Eagles are large birds of prey. They belong to the Accipitridae family and they also belong to several genera, which are not really closely related to each other. Eagles have long been considered to be the “kings” of birds, which is largely due to their strength, agility, natural ferocity and elevation of flight. Take a look below for 28 more fun and interesting facts about eagles.
1. There are more than 60 different eagle species.
2. Most eagle species are from Eurasia or Africa. The rest are from North America, Central and South America, and Australia.
3. Eagles live between 14 and 35 years in the wild, depending on the species.
4. They have a heavy head and a sharp beak, which makes them perfect birds of prey.
5. The smallest eagle species is the South Nicobar serpent eagle, Spilornis klossi. It weighs 450 grams, or 0.99 pounds, and is 40 centimeters, or 16 inches, in height.
6. The largest eagle species is the Philippine eagle, Pithecophaga jefferyi, in terms of length and wing surface. The Steller’s sea eagle and the harpy eagle are bigger in terms of weight and bulk.
7. The female eagle, no matter the species, is always larger than the male.
8. They’re diurnal, which means that they are the most active during the day and sleep at night.
9. Eagles are usually solitary creatures, but sometimes they’re found in pairs. During the winter, adult eagles can be found in groups during times of extreme weather or abundant food supplies.
10. They have adapted very well to the lifestyle of a predatory bird.
11. Similar to prehistoric raptors, they kill their prey with their talons.
12. An eagle’s eyesight is one of the best in the animal kingdom. Their eyesight is 4 to 8 times better than that of an average human. Researchers have noted that eagles are able to spot a rabbit 3.2 kilometers, or 2 miles, away.

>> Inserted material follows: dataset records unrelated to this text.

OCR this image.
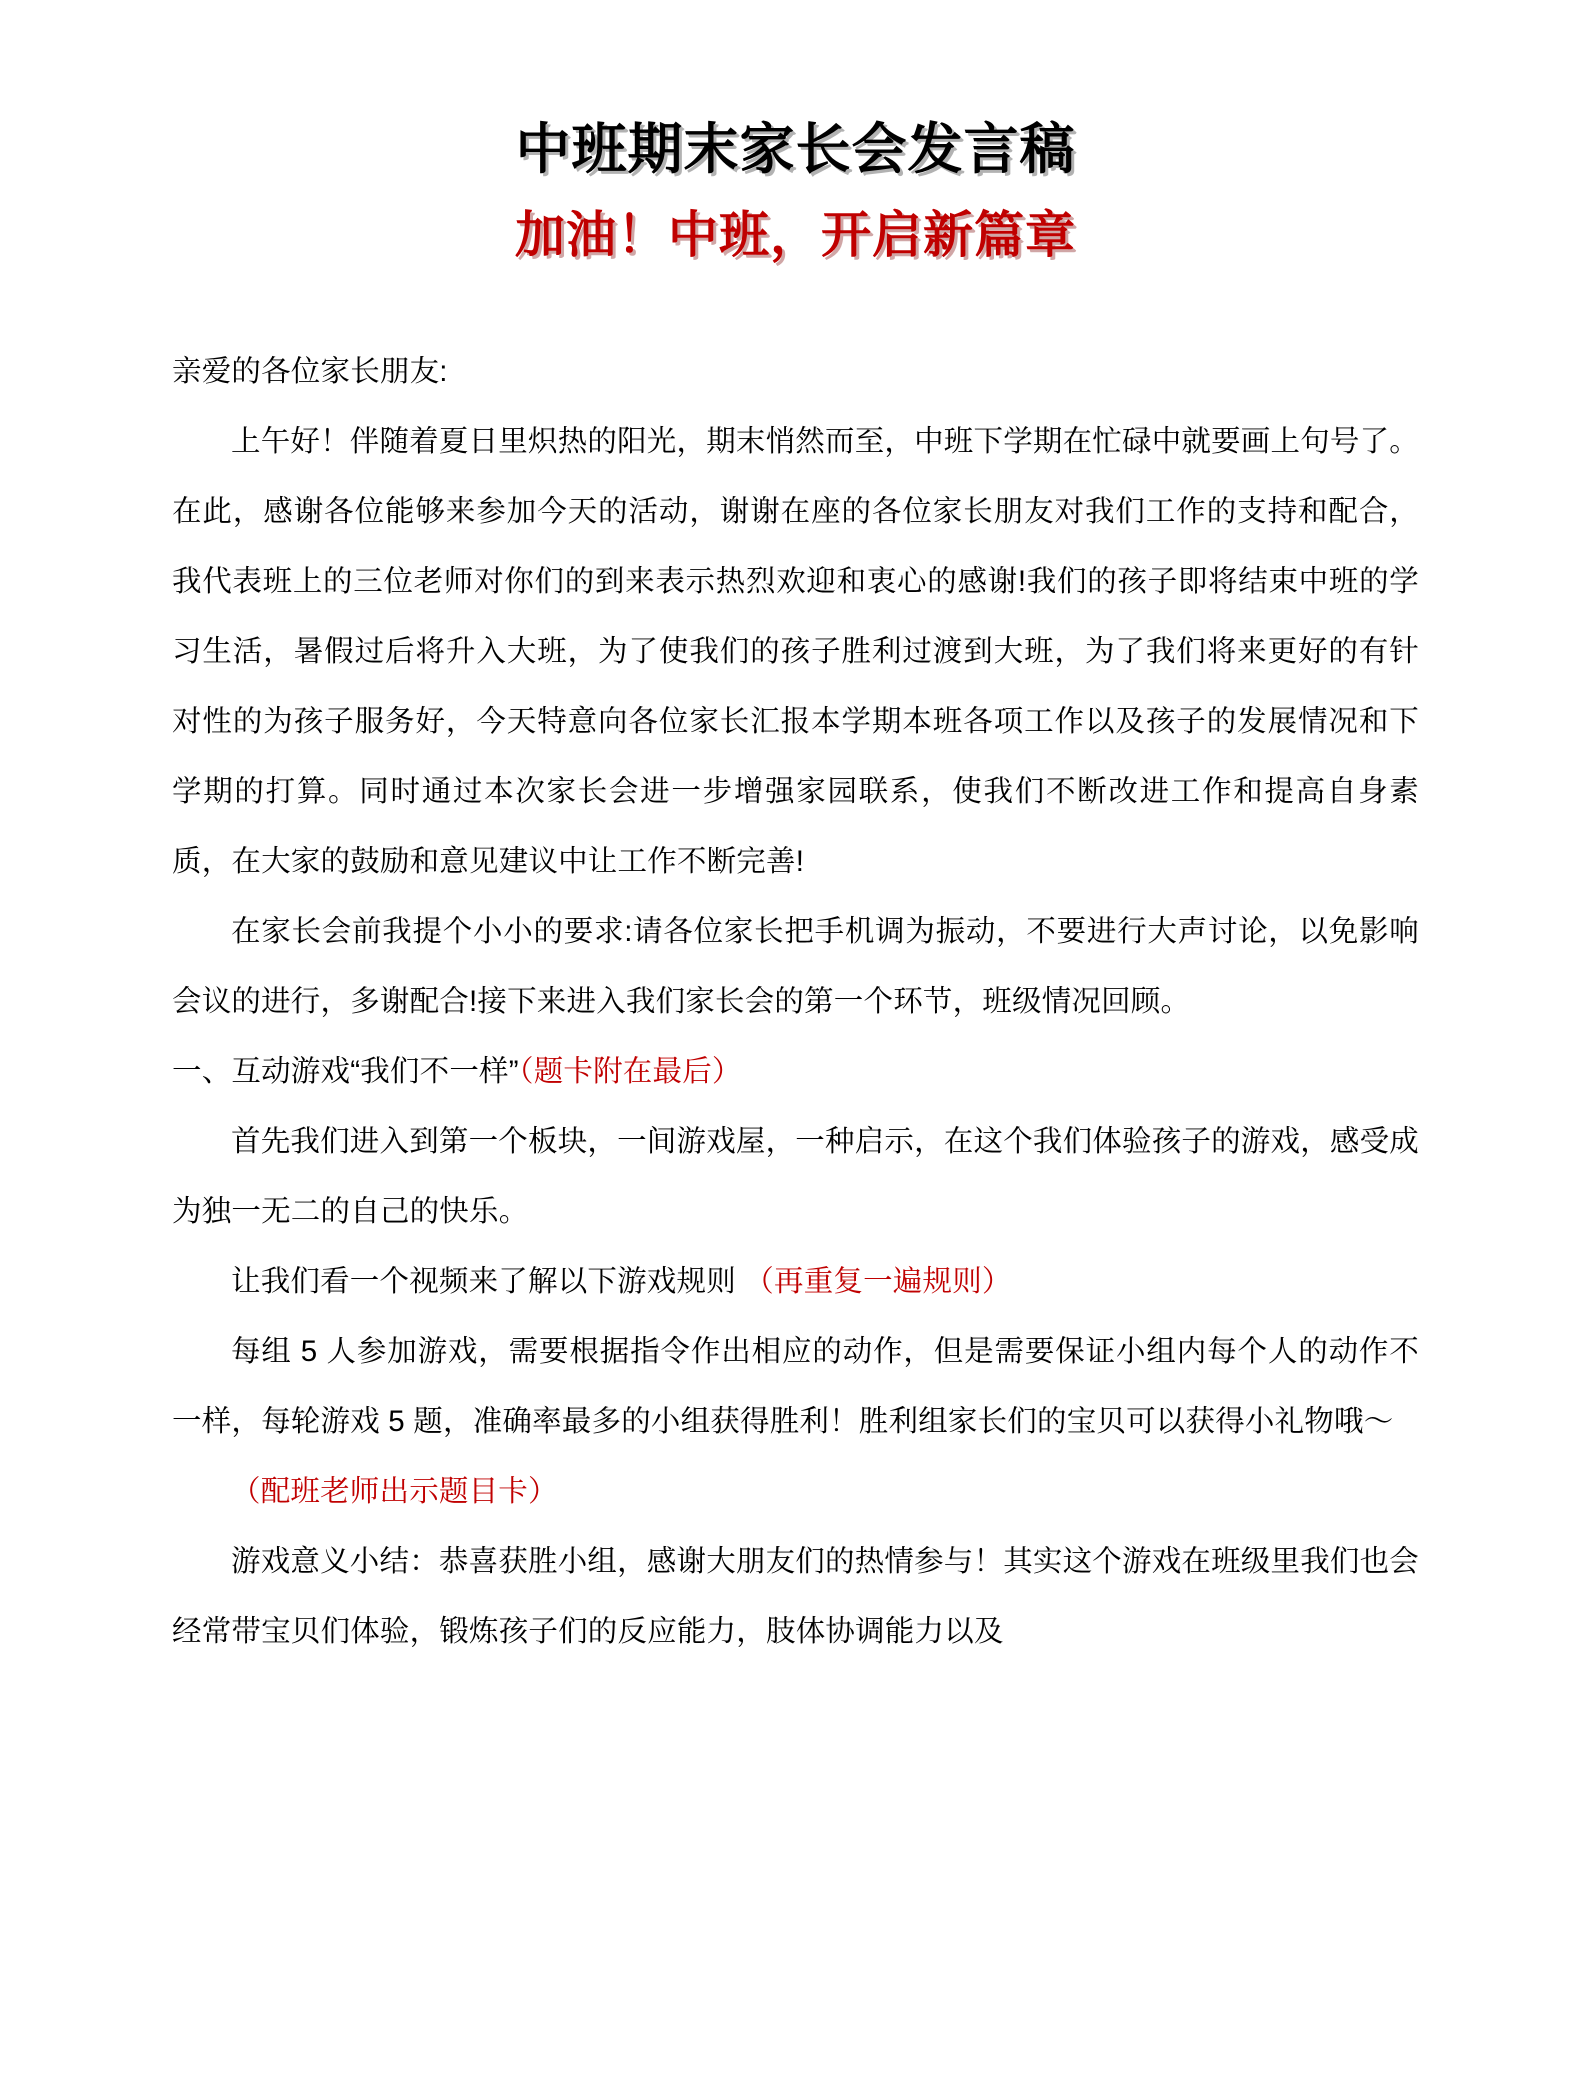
中班期末家长会发言稿
加油！中班，开启新篇章

亲爱的各位家长朋友:

上午好！伴随着夏日里炽热的阳光，期末悄然而至，中班下学期在忙碌中就要画上句号了。在此，感谢各位能够来参加今天的活动，谢谢在座的各位家长朋友对我们工作的支持和配合，我代表班上的三位老师对你们的到来表示热烈欢迎和衷心的感谢!我们的孩子即将结束中班的学习生活，暑假过后将升入大班，为了使我们的孩子胜利过渡到大班，为了我们将来更好的有针对性的为孩子服务好，今天特意向各位家长汇报本学期本班各项工作以及孩子的发展情况和下学期的打算。同时通过本次家长会进一步增强家园联系，使我们不断改进工作和提高自身素质，在大家的鼓励和意见建议中让工作不断完善!

在家长会前我提个小小的要求:请各位家长把手机调为振动，不要进行大声讨论，以免影响会议的进行，多谢配合!接下来进入我们家长会的第一个环节，班级情况回顾。

一、互动游戏“我们不一样”（题卡附在最后）

首先我们进入到第一个板块，一间游戏屋，一种启示，在这个我们体验孩子的游戏，感受成为独一无二的自己的快乐。

让我们看一个视频来了解以下游戏规则 （再重复一遍规则）

每组 5 人参加游戏，需要根据指令作出相应的动作，但是需要保证小组内每个人的动作不一样，每轮游戏 5 题，准确率最多的小组获得胜利！胜利组家长们的宝贝可以获得小礼物哦～

（配班老师出示题目卡）

游戏意义小结：恭喜获胜小组，感谢大朋友们的热情参与！其实这个游戏在班级里我们也会经常带宝贝们体验，锻炼孩子们的反应能力，肢体协调能力以及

13. An eagles eyes don’t really move in their eye socket, but eagles can rotate their head about 270 degrees, like an owl, when they need to look around.
14. Their clear eyelids protect their eyes from dust and dirt.
15. Some eagle species have short wings and long tails, which enable them to hunt in forests. Others have short tails and broad long wings that allow them to soar above open plains and water.
16. Some eagle species are known for flying hundreds of kilometers while foraging for their food.
17. They’re carnivores, which means that they only eat meat. They’re active hunters that prey on fish, rabbits, marmots, hares, ground squirrels, mice, slow flying birds, reptiles, martens, foxes and even deer.
18. Eagles don’t need to eat every day. This is because they have a special digestive organ called a “crop” that allows them to store food until there’s more room in the stomach.
19. The crop allows the eagle to store a large meal for later, which prevents it from growing weak once food is scarce for a week or two.
20. Eagles build their nests, called “eyries,” in tall trees and high cliffs.
21. Male and female eagles build the nest together. They will both work in bringing sticks to add to the nest structure. The building of the nest is thought to be a bonding moment between the two sexes.
22. Most eagle species lay 1 to 3 eggs.
23. Both male and female eagles incubate the eggs, however, the female spends more time in the nest. It takes about 35 days on average for an eagle egg to hatch.
24. A young eagle is called an “eaglet.” The older and larger chick will usually kill its younger siblings once it has hatched.
25. Eagles are sometimes divided into four groups; sea eagles, or fish eagles, booted eagles, snake or serpent eagles and harpy eagles, or giant forest eagles. Sea eagles primarily eat fish, either fresh or as carrion. Booted eagles have feathers that grow down their legs and cover their toes. Snake eagles primarily hunt reptiles. Harpy eagles are usually the biggest eagles and usually live in tropical forests.
26. Golden eagles can reach maximum flight speed of 320 kilometers, or 200 miles, per hour.
27. The bald eagle can carry the heaviest load from any other eagle species. They’ve been noted to carry up to 6.8 kilograms, or 15 pounds, with their talons while flying at full speed.
28. In some religions around the world, high soaring eagles are believed to touch the face of God.